For the final time: Christina Milian has no beef with Jennifer Lopez over “Play.” The 41-year-old singer who co-wrote the 2001 JLo hit in 15 minutes when she was just 19-years-old told New York Post gossip site Page Six that the persistent rumors that she has a problem with how she was credited on the song that appeared on the singer/actress’ sophomore album, J.Lo.
Milian said she originally recorded the dance pop track that hit No. 18 on the Billboard Hot 100 for her own album during the same week she penned her debut single “AM to PM” at a songwriting camp in Sweden with Bloodshy & Avant, Anders Bagge and some other early 2000s songwriting aces.
“Hands down, she killed it. She’s so good. I love that song,” Milian said of Lopez’s version. “And I couldn’t believe at 19 years old I wrote a song for J.Lo.” In fact, Milian said she wrote the track in around 15 minutes after a late night of partying. “I went to bed late that night, woke up the next morning and had to go to the studio. I had the track and I didn’t write anything [to it],” she said. “So I sat down in the bed, I had this track, I was really tired and I played the track and I was like… ‘This sounds too easy.’”
Milian said she really liked both “Play” and “AM to PM,” but thought her then-label, Def Soul, wouldn’t want two party songs on her 2002 self-titled debut. The decision was made for her, though, she said, when former Sony Music Entertainment chairman/CEO Tommy Mottola heard “Play” and claimed it for Lopez, who was signed to his label Epic Records at the time.
“The guy comes in and he hears ‘Play,’ loves it and is like, ‘I want this as her single,’” Milian said. “And the next thing I know, she’s in New York, she’s recording the song and I came in to help rewrite some of the stuff.”
The Post claimed that there are still rumblings today from Milian fans who call out Lopez for including Milian’s sultry backing vocals on the track but not giving her a feature credit. Milian, though, said she doesn’t sweat it. “It’s funny when people talk about this being kind of a thing about me singing on the song with Jennifer.

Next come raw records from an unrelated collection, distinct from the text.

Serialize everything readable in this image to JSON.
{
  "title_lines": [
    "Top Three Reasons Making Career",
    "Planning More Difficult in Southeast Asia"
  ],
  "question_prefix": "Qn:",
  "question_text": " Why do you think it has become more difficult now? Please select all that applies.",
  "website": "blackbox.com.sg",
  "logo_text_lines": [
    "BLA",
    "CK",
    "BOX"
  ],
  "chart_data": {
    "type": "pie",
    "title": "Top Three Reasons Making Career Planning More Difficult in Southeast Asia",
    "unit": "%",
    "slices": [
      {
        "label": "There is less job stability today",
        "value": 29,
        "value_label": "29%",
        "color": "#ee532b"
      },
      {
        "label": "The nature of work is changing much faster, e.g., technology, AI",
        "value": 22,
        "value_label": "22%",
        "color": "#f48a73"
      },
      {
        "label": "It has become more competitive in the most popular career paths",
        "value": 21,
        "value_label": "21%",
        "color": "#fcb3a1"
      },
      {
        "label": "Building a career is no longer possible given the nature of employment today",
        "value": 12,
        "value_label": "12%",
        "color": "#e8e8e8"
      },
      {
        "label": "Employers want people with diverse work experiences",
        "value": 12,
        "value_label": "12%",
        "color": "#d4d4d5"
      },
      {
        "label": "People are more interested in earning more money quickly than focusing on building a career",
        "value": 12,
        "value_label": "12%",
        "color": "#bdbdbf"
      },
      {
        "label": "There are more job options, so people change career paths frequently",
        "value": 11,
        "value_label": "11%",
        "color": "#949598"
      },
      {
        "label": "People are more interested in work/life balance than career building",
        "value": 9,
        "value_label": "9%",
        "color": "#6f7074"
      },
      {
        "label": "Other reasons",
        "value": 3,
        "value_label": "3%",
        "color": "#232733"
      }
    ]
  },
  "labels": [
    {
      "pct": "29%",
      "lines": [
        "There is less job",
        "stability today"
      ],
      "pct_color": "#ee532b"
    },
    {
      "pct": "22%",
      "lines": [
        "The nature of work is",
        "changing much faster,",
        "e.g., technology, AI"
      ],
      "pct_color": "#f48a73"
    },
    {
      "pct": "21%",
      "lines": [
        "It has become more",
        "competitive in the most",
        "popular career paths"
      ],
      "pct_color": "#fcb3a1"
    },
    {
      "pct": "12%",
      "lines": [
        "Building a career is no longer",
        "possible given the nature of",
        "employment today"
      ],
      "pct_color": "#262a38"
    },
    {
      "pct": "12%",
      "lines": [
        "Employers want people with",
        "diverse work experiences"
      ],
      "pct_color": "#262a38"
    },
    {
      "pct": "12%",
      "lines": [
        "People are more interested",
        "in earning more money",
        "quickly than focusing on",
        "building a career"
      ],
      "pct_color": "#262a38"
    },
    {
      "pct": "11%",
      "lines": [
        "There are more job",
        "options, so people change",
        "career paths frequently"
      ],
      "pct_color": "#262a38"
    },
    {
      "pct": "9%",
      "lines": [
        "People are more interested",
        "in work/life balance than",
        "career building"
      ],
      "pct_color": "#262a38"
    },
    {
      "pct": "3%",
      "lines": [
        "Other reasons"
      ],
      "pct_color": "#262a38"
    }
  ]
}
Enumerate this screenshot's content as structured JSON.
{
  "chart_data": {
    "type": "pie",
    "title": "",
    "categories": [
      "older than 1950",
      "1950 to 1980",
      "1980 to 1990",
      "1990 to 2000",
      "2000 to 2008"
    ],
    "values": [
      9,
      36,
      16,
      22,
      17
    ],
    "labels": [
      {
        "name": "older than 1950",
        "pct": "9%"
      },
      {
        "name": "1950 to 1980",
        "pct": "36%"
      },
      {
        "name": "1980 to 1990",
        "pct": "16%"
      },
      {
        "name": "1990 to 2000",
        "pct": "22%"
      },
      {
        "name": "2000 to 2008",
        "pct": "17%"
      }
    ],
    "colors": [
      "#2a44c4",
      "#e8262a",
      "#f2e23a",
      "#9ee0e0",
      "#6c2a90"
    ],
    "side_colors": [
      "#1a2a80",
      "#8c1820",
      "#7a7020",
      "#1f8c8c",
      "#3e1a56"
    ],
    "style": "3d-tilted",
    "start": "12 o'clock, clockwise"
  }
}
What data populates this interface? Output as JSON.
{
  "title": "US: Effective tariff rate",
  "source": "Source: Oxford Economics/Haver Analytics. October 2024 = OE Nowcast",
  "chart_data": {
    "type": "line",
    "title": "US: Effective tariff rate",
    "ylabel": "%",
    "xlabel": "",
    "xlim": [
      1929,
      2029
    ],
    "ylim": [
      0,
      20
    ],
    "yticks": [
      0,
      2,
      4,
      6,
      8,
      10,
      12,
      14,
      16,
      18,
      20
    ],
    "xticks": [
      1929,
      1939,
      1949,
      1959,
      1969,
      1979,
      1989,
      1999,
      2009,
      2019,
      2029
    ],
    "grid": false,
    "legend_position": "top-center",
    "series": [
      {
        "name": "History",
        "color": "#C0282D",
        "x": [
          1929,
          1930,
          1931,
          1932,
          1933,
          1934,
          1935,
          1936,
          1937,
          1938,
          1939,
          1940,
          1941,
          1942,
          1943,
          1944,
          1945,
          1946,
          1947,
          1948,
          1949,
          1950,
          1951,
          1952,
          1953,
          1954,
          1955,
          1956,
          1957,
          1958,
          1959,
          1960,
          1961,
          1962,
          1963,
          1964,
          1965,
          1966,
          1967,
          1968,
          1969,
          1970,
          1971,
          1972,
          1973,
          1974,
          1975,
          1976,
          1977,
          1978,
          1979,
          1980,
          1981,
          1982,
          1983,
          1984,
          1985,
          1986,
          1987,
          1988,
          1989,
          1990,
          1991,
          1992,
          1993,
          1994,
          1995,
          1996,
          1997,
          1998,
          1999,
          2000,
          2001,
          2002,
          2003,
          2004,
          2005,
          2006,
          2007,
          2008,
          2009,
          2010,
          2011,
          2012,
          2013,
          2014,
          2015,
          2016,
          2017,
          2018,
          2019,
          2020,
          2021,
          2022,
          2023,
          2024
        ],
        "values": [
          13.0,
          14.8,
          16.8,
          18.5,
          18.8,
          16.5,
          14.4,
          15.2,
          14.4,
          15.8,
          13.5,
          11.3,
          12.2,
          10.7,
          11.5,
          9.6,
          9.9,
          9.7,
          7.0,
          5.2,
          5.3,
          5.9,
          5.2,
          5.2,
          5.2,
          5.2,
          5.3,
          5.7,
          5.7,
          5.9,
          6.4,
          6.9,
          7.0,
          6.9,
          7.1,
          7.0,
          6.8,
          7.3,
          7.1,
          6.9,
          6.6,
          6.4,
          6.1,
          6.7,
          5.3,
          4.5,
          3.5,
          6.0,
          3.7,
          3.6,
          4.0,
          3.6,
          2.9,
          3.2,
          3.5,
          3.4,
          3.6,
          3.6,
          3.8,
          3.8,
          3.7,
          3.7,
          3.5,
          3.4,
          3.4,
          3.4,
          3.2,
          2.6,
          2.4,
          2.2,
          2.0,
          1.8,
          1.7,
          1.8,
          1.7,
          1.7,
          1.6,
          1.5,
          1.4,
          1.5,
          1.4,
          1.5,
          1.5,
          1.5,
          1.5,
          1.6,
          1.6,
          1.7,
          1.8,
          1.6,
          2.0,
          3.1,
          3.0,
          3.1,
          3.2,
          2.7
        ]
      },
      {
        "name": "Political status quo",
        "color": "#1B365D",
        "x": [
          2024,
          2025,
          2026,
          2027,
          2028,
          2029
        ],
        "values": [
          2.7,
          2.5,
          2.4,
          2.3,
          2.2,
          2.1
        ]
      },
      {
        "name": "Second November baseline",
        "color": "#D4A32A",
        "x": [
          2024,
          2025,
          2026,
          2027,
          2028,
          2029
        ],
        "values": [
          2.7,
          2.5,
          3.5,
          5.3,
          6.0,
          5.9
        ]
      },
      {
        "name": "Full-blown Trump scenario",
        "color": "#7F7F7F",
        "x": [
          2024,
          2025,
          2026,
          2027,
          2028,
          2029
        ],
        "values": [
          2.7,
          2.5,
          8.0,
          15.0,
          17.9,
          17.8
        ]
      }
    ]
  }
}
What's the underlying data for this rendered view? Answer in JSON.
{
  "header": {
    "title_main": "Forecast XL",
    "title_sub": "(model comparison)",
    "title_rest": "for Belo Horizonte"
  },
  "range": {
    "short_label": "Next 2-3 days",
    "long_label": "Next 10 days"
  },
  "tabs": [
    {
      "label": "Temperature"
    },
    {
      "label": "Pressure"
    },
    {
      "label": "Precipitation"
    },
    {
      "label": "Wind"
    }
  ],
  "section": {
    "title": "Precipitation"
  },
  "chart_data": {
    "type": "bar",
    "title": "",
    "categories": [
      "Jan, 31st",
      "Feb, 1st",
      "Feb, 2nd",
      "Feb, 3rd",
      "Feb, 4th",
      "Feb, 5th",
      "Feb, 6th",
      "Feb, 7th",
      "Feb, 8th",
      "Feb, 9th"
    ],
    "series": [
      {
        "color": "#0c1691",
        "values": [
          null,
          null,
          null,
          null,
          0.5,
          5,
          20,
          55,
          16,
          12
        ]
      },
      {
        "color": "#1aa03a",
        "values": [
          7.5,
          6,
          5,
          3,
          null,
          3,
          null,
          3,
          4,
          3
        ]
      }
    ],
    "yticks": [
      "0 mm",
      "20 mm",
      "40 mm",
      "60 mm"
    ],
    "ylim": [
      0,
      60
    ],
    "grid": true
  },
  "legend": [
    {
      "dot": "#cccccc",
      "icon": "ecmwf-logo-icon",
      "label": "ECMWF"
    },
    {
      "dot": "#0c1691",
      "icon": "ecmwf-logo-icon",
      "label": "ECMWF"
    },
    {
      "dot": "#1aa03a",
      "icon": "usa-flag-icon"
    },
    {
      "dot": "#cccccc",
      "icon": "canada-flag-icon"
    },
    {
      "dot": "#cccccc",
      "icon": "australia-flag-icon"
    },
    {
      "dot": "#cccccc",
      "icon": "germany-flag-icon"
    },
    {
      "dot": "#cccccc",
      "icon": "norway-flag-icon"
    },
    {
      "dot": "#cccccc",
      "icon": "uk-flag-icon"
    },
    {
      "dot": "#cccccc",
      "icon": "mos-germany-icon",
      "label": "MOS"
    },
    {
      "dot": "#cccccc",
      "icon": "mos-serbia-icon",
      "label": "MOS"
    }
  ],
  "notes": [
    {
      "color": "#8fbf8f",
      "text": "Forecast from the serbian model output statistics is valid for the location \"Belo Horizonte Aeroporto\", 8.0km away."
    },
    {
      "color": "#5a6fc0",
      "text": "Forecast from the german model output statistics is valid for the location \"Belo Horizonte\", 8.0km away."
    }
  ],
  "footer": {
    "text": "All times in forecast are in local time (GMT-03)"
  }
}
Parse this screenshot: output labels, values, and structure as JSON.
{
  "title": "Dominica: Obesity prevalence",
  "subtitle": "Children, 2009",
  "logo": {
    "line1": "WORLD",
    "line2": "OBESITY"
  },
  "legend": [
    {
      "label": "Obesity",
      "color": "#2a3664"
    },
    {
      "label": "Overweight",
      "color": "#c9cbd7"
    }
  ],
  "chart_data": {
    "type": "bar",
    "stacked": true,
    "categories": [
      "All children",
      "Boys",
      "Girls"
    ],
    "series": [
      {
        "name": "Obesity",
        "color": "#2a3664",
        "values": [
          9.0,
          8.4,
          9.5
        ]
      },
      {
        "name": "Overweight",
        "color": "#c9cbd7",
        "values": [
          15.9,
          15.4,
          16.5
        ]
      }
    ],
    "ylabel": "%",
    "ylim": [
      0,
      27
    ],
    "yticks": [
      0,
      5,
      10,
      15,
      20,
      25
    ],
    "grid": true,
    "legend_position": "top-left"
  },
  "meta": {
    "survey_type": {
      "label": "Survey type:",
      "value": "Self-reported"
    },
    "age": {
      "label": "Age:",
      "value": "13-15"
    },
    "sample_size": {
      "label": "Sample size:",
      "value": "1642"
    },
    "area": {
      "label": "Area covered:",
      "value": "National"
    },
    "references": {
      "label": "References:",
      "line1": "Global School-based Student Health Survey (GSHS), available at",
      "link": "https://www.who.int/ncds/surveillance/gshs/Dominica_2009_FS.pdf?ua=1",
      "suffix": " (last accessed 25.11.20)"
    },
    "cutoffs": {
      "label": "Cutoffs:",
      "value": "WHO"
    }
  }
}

I mean, I have background singers on some of my songs,” she said. “It’s no different than Michael Jackson having background singers on songs or Britney Spears. This is what music is made of. You want a blend of voices. It makes songs better, to me.”
Milian said she doesn’t need the feature credit on top of the songwriting and backing vocal credits because, frankly, she’s just happy that Lopez recorded the song, “because she’s an icon, she’s amazing.”
Lopez is slated to release her ninth studio album, and first as a solo artist in nine years, This Is Me… Now, later this year.